I thought Air Canada didn't carry pets in the winter months, but here's their pet policy. They accept them in the cabin, as checked luggage and as unaccompanied cargo. They do have seasonal restrictions on pets in the baggage compartment to keep pets from being baked or frozen during ground handling.

I stand by my earlier statement that there should be a program in place whereby a passenger wishing to have a cat at their destination registers the one they have, drops it off at the airport and on arrival is given one of a similar size and colour, to enjoy for the duration of their stay.

Wednesday, January 18, 2012

Solve for X

Today someone in an aviation workplace was either amused or insulted, I'm not sure which, by my excitement that he was genuinely using trigonometry for real things. I'm afraid that he may have thought that my excitement and admiration was over the fact that he knew how use trigonometry at all, but really this is just one cool part of a very cool project he is working on.

What do you think he's up to?

Saturday, January 14, 2012

Helicopter Charter

I'm not currently working with helicopters, either as a charter customer or with a company that operates rotary ring aircraft, but I had to love this trojan horse spam.

Your order for our air commuter services has been received and processed. The chopper will be at your disposal from 3.30 p.m. wednesday to 5.45 tuesday. Once again, the rates are as follows:

1 hour in the air: 824$
Takeoff / Landing: 229$
1 hour down time on the ground: 163$
Longest fly-time is 5 hours.
When flying for longer distances, a co-pilot is needed, and the cost accordingly grows by 133$ an hour.

Bill.doc 747kb

With Respect To You
Nellie Nickerson

The purpose of the spam is to get me to click on "Bill.doc," which in the original is a link to an executable. I have to commend these spammers for the completely awesome vehicle they have chosen for what I assume is a trojan horse of some sort. I love the imagination they bring to the rates. I have chartered a helicopter before, and like an airplane the rates applied to the flight time, regardless of the number of takeoffs and landings, and in this case there was no charge for the thirty minutes or so we spent on the ground between flights with the engine shut down.
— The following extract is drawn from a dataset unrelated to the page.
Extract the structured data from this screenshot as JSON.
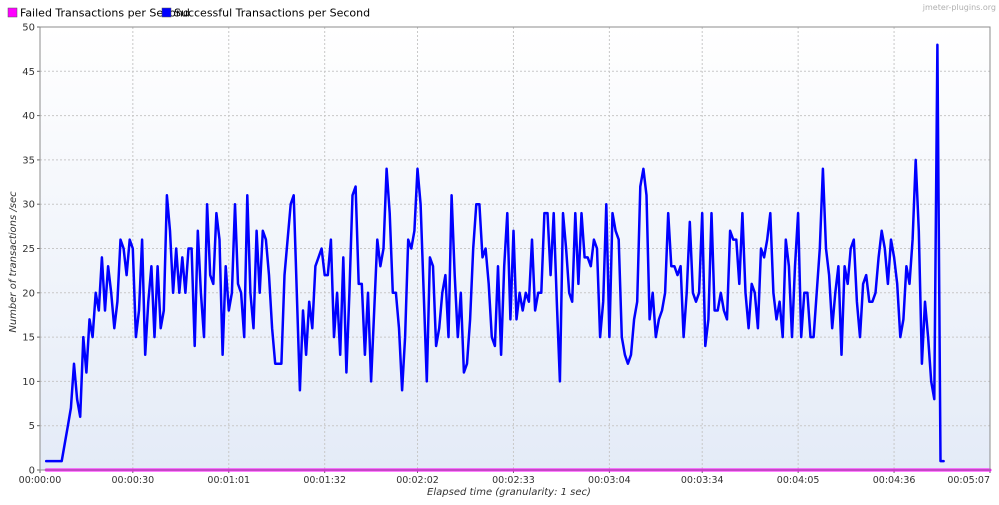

Perhaps somewhere in the world there is a charter rate schedule like this, but I find it hard to believe that in an aircraft where it can be hard to distinguish between takeoffs and landings, that someone would charge over one quarter of the hourly rate per one. I like the fee per extra crew member; in my experience crew usually get about half the amount clients are billed for their services, which implies that a co-pilot could be making $66 a flight hour.

Monday, January 02, 2012

Truth Be Told

The post from a few days ago didn't actually herald my being back. It was actually an indication that I'd neglected the blog for so long that a post I had written long ago and postdated to the far future came due and published itself. I didn't have a good plan for when to schedule it at the time and had been punting it forward through time for years.

See, I'm a person of obsessions. Some last a week. Some last for years. Some dwindle and are then rekindled. I blogged pretty much daily for almost ten years. (Cockpit Conversation was not my first blog). I blogged because I wanted to, and because it was fun to read the feedback. Recently another obsession has risen to the forefront of my life and seized the time and creative spark that used to go into blogging. If it stops being fun I'll see what comes next.

But seeing as you have all been so enthusiastic about that stray post, I'll see if I can blog once in a while, maybe at a frequency like Sam's rather than my former almost daily posts. We'll see how it goes. I haven't completely lost my habit of taking notes about my flights, so maybe in the back of my mind I'm still blogging.

Happy New Year, everyone. I do like you guys. Thanks for all the fun times--and the nasty times--that you've shared with me.